# filehole
Python library to find missing files in a scheduled delivery.
Simple and quick solution to help finding missing files in a scheduled delivery, particularly when dealing with large amount of files or a long history of file delivery.
## Dependencies
- Python 3.8.9 or higher
- Numpy 1.23.0
- Holidays 0.14.2
## Install
The latest stable version can always be installed or updated via pip:
```python
$ pip install filehole
```
## Usage
```python
filehole(
path_to_files: str,
file_system: Globable,
date_pattern: str,
date_format: str,
country: str,
subdivision: str = None,
start_date: str = f"{date.today().year}-01-01",
end_date: str = date.today().strftime("%Y-%m-%d"),
week_schedule: str = "1111100",
frequency: str = "D",
repetition: int = 1,
position: int = 1,
)
```
### Parameters:
- `path_to_files` : Wild card enabled string to search for files
- `file_system` : Modules that have a `glob` function such as `glob` in a local environment or `adls` in a cloud environment.
- `date_pattern` : Regular expression reflecting the pattern in which the date is written in files or directories.
- `date_format` : Standard date format of the date written in files or directories.

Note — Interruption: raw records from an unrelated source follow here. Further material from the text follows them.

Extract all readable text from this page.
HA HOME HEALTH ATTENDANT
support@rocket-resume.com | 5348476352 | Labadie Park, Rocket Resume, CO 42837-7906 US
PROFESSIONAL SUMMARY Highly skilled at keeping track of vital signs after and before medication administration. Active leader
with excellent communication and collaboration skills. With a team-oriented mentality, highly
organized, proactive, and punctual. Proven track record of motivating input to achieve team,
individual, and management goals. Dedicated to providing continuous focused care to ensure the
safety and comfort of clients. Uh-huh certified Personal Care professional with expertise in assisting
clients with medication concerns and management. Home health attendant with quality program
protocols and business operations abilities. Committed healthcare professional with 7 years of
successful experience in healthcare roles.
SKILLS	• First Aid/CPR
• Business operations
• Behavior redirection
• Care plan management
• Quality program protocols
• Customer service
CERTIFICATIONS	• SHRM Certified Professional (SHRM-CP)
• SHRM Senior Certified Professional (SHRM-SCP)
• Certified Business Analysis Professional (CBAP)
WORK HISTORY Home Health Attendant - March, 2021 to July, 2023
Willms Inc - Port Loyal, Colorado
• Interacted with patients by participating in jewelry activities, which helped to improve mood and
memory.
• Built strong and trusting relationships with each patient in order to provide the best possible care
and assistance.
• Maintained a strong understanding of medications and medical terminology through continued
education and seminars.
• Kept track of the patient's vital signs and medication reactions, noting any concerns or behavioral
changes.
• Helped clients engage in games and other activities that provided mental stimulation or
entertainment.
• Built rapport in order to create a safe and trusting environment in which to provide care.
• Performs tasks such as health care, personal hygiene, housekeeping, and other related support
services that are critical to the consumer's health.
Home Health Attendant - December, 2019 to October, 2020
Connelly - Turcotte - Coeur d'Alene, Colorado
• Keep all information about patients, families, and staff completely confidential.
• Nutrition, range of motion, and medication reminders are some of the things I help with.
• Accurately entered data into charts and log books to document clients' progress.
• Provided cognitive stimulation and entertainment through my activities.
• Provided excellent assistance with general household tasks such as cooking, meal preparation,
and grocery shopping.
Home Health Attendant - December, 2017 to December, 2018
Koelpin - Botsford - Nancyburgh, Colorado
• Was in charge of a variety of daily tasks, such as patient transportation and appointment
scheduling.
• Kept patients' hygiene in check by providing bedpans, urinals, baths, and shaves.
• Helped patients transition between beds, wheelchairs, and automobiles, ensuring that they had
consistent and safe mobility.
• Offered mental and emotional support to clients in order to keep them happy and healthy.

- `country` : Country name or abbreviation for the selection of the holidays calendar. For the exhaustive list of available holidays calendars, please refer to the documentation of the `holidays` python library (https://pypi.org/project/holidays/).
- `subdivision` : Province, state, ... for the selection of the holidays calendar. The available option can be found in the documentation of the `holidays` python library (https://pypi.org/project/holidays/).
- `start_date` : Start of the search period. Format: `'%Y-%m-%d'`. Default is set to the first day of the current year.
- `end_date` : End of the search period. Format: `'%Y-%m-%d'`. Default is set to the current date.
- `week_schedule`: String of 7 digits of 0 and 1. 1 represents a working day and 0 a non-working day. Week starts on Monday. By default, the working week is set from Monday to Friday included -> `'1111100'`.
- `frequency` : Takes `'D'` for daily delivery, `'W'` for weekly delivery and `'M'` for monthly delivery.
- `repetition` : Default value: `1`. Used only for weekly and monthly file delivery. e.g.: `repetition=1` -> every week/month, `repetition=2` -> every two weeks/months...
- `position` : Takes `1` for first business day of the month or `-1` for last business day of the month.
### Description:
Retrieve list of files from a given location.
Extract dates from filenames.
Create a calendar of holidays.
Create a set of expected dates and compare them to the extracted dates.
Return a set of missing dates.
### Example:
- Daily file delivery for the month of July according to the french holiday calendar, assuming that files from the 12 and 13 of July are missing:
```python
> filehole(
path_to_files="my_file_path/*.txt",
file_system=glob,
date_pattern=r"[0-9]{8}",
date_format="%Y%m%d",
country="FR",
start_date="2022-07-01",
end_date="2022-07-31",
week_schedule="1111100",
frequency="D",
)
> {datetime.date(2022, 7, 12), datetime.date(2022, 7, 13)}
```
## Limitations
- All files are expected to be at the same level.
- The files or the directory containing the files should contain a date in their name.
- Current version works only with daily, weekly and monthly file delivery.
## License
This project is under the MIT License.